To establish our leadership in research and its application, we must ensure that the world knows what we are doing. Since 1952, we have curated and promoted the best of library and information sciences research and innovation in practice in Library Trends. We need to continue this work and expand it to other fields of information science. We need to explain what we do to different audiences in appropriate and innovative ways. Through our interdisciplinary approach, we will use our strengths in explaining and storytelling—as well as data visualization and the creation and communication of digital scholarship—to help people understand how issues of information use (and misuse) pervade all of science, the economy, health, politics, and all of life.
The general applicability of our theories and methods is apparent in the sheer range of settings where we can use them to help ourselves and others gain insight. Outsiders may need help in seeing these recurrent themes unless we help them.

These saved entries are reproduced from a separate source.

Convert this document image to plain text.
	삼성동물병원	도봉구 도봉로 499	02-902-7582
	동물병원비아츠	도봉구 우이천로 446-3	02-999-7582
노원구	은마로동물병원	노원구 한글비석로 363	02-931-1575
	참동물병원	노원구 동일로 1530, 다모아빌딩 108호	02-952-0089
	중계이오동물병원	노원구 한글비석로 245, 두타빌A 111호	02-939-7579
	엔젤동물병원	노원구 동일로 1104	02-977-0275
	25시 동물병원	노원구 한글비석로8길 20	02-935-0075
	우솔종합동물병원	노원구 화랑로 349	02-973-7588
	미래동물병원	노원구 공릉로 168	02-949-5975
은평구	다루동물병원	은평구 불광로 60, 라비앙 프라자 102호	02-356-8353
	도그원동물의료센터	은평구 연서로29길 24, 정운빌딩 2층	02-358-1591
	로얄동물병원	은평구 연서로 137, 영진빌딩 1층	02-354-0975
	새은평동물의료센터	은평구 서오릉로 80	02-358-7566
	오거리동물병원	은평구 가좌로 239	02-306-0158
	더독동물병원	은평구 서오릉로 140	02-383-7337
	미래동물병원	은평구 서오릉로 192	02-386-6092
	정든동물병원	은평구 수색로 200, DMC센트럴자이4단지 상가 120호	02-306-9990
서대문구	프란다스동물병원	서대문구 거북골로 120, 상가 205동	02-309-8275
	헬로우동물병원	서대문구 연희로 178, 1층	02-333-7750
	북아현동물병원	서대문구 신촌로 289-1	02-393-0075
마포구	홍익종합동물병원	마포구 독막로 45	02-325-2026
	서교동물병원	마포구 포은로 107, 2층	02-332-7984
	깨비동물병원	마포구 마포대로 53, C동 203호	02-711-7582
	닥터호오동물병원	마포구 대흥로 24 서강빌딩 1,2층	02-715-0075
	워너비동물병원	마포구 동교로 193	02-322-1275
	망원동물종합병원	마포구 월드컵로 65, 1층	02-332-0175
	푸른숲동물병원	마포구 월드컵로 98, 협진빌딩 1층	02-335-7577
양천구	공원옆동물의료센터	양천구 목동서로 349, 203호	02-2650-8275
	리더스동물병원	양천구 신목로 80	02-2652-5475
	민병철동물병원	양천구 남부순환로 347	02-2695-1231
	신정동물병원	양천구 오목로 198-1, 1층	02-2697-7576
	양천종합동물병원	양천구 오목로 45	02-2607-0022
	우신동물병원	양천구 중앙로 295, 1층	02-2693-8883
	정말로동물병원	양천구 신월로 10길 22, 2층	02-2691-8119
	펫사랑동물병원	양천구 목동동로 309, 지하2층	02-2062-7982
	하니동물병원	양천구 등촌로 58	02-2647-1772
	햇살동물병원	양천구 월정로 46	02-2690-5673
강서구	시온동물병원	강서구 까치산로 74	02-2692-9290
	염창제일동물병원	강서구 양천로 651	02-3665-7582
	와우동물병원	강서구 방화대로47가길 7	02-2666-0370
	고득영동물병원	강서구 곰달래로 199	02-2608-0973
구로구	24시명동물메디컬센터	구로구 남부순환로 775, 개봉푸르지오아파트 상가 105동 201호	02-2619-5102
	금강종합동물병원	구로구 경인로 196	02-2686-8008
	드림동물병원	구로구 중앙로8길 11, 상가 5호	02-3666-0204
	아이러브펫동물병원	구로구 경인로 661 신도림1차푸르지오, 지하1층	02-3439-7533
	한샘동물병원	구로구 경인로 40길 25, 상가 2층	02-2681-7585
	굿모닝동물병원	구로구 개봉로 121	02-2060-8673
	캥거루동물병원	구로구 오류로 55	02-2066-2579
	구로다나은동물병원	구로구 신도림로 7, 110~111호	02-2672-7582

We will benefit from a broader range of venues and media for communicating our work and the value of its application.
The iSchool, and higher education in general, needs to examine its definition of "impact." Conventionally understood scholarly outputs are critical. At the same time, we must also work with those whom we hope benefit from our research to define meaningful impact. We are human centered and sociotechnical, and our definitions of impact reflect those qualities and values. As experts in bibliometrics, we also recognize how certain metrics can be misused, and we should not be afraid to explain the nature of such misuse—and what to do instead.